Regulatory Landscape
Canada’s Financial Transactions and Reports Analysis Centre (FINTRAC) has called upon businesses to update their processes following the February designations. The agency generated over 400 financial intelligence disclosures related to terrorist financing threats last fiscal year, sharing these with law enforcement partners.
The regulatory framework under the Proceeds of Crime (Money Laundering) and Terrorist Financing Act requires financial institutions to report suspicious transactions and maintain vigilance regarding listed entities. However, experts argue that Canada lacks the comprehensive statutory infrastructure employed by American regulators.
Future Implications
The Canadian banks terror designation precedent may herald stricter enforcement measures. Davis advocates for increased prosecutions, suggesting that “once there is reasonable case law, we might be able to see something brought against financial institutions in the right circumstances for knowingly facilitating” terrorist activities.

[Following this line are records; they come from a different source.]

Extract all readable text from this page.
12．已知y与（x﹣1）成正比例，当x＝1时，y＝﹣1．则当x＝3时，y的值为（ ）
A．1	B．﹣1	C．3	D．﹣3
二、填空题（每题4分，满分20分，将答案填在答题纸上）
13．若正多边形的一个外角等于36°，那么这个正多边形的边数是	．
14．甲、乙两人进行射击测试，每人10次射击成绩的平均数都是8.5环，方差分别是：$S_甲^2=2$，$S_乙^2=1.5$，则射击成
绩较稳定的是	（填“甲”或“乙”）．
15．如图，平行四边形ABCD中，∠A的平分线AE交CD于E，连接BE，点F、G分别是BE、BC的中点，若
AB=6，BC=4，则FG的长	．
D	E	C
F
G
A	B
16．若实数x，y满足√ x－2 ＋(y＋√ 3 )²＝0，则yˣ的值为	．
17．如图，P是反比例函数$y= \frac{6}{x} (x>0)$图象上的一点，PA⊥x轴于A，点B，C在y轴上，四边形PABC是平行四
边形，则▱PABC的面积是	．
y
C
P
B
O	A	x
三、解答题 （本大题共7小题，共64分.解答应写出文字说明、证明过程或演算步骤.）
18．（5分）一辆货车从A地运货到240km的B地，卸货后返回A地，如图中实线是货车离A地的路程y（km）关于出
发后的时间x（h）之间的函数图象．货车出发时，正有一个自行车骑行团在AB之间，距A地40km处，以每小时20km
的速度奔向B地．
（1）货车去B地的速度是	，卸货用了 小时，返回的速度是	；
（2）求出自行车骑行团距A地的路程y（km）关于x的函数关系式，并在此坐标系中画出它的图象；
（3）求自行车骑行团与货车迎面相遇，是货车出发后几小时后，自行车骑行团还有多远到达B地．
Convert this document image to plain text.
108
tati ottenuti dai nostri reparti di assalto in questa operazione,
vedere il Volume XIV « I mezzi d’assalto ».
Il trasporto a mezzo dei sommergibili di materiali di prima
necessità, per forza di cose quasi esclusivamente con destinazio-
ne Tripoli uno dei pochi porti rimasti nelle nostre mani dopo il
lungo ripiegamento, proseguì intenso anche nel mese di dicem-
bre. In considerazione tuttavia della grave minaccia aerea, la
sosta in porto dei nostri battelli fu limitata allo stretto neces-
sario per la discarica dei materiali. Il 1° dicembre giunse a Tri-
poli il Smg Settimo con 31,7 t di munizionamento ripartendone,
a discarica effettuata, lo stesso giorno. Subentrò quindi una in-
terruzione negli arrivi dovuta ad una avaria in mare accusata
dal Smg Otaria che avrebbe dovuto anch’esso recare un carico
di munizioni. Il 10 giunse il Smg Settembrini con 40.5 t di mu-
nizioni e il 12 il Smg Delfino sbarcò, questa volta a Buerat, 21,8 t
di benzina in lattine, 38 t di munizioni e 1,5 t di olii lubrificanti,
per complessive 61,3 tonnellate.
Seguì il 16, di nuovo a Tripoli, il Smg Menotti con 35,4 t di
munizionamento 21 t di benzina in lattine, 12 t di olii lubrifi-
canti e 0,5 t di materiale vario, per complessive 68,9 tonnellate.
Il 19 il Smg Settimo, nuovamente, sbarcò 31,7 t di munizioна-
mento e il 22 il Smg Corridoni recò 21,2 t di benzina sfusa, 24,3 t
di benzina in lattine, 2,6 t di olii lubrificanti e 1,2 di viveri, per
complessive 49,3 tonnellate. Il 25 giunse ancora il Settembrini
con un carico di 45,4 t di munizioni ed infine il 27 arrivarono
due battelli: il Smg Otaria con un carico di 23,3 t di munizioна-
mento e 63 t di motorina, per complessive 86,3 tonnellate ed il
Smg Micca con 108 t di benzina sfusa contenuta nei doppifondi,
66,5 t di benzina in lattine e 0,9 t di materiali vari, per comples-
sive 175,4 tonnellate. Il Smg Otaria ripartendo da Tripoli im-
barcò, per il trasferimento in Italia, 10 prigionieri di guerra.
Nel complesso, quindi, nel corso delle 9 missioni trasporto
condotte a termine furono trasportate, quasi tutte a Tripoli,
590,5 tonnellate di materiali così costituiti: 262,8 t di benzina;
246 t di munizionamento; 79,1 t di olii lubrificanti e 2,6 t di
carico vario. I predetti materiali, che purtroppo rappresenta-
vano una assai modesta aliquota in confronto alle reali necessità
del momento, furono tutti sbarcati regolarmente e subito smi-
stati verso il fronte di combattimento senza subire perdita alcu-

This evolving landscape demands heightened vigilance from financial institutions terrorist listing compliance teams. Banks must balance their commercial obligations with enhanced due diligence requirements, particularly regarding online vendors and digital payment platforms that may inadvertently connect to cartel operations.
The designation of major drug cartels as terrorist entities represents a watershed moment for Canada’s approach to combating organised crime. Whilst immediate prosecution risks for financial institutions remain low, the precedent establishes a framework for future accountability measures that could fundamentally reshape how Canadian banks approach transaction monitoring and compliance protocols.